Le trajet de l’Hospitalet à Porté se fait comme l’année précédente, en flânant sur les pâturages de la comme d’En Garcias. Nous arrivons de bonne heure à l’hôtel Michette, où l’on nous reconnaît. « Les étrangers qui courent la montagne et qui ne vont ni au Carlitte ni au lac Lanoux, » tel est le nom que l’on nous donne : nous passons pour des originaux, car le Carlitte et surtout le lac Lanoux sont les seuls points de la région un peu visités. Et ces braves gens ne comprennent pas comment l’on peut voir autre chose… Quel crime que d’habiter si près de la haute montagne et de ne pas la connaître davantage !

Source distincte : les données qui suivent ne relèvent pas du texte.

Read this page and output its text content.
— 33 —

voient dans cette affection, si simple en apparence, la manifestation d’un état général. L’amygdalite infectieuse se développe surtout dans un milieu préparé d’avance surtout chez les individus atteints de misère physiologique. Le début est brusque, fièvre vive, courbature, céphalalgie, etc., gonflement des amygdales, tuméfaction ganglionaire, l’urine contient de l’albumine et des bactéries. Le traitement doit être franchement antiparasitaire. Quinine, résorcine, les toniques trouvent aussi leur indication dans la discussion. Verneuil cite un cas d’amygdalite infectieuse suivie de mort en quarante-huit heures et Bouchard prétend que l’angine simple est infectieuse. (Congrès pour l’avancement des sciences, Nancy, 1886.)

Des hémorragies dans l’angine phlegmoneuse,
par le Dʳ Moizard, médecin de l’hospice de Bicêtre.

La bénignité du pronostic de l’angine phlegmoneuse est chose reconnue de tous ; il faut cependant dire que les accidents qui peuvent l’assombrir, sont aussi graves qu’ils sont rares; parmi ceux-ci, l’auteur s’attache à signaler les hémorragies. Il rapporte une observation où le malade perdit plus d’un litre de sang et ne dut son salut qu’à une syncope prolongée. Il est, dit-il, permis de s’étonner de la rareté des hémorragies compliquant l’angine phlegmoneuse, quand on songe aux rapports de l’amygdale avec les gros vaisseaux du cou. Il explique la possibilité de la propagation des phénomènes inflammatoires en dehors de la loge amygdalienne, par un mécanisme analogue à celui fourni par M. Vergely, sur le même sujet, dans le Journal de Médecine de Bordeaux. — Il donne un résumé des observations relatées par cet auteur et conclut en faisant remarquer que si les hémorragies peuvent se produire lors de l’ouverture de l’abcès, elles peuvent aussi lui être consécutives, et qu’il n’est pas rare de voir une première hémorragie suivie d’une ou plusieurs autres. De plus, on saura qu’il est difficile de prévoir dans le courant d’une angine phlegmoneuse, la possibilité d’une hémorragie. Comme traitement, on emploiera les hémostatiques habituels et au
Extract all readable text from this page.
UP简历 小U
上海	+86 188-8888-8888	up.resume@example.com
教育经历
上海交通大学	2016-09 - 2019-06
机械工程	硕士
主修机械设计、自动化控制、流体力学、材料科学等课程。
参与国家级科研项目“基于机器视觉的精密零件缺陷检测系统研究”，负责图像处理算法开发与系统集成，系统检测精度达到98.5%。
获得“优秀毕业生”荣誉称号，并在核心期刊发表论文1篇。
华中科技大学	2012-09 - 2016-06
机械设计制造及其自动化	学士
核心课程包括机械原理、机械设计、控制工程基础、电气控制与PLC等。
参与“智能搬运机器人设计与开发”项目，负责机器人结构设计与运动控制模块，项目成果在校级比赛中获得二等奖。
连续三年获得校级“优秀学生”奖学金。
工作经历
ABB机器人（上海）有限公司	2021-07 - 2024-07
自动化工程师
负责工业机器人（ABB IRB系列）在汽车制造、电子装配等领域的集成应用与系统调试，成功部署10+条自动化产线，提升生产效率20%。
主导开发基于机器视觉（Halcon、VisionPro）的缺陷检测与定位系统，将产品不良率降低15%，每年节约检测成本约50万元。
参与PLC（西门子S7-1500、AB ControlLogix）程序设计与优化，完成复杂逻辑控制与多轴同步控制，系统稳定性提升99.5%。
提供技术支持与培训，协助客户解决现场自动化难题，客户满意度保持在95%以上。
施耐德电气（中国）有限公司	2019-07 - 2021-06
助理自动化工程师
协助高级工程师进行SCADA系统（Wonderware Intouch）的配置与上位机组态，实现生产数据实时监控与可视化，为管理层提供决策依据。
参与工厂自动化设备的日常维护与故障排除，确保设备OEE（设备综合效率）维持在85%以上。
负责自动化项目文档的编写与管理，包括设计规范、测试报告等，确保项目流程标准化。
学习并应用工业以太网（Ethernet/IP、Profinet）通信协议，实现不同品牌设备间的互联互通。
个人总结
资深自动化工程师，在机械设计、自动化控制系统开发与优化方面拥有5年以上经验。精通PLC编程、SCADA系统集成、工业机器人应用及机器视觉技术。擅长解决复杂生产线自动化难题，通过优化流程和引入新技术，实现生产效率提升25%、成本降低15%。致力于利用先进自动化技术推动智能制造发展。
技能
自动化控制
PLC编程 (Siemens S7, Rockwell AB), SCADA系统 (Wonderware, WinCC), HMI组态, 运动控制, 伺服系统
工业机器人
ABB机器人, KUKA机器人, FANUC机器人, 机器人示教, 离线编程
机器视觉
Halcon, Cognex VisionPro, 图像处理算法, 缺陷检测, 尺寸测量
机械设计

Il est de bonne heure ; faisons un tour dans ce village cerdan construit en pierres noires, desservi par des ruelles étroites pavées de petits cailloux plats et noirs. Au milieu de ce décor circulent des hommes fortement hâlés et brunis, en vêtements sombres ; puis des femmes et des filles en foulard noir, blanc ou jaune, de provenance espagnole, qui nous regardent curieusement, nous jettent en passant des mots étrangers « salutos », ou bien « buenas tardes », et rient aux éclats. Oh ! quel joli rire sort de ces gorges fraîches ! comme il monte hardiment vers le ciel, portant avec lui la joie de vivre !
Nous nous engageons dans la vallée de Font-Vive pour revoir devant nous les premiers contreforts du Carlitte et du pic du Col Rouge et, derrière nous, les hauts pâturages de Campcardos que nous saluons comme une vieille connaissance.
Le soir, à table, la conversation devient sérieuse : emporterons-nous une corde ? Nous sommes encore pleins des récits de l’ascension de Lequeutre, et du guide Joanne qui ne recommande ce sommet qu’à des grimpeurs éprouvés. Je voudrais la corde, car il serait ridicule d’être venu à Porté si nous devions le lendemain faire demi-tour faute de cette aide. Marfaing, d’après ses souvenirs de l’an passé, prétend que la corde est inutile ; bref, on la laissera et on montera par le côté des étangs de las Passaderas, la montée du côté du cirque nous semblant un jeu d’enfant.
Le lendemain 20 juillet, départ à 4 heures. Le temps est superbe, la nuit est sereine, les étoiles brillent.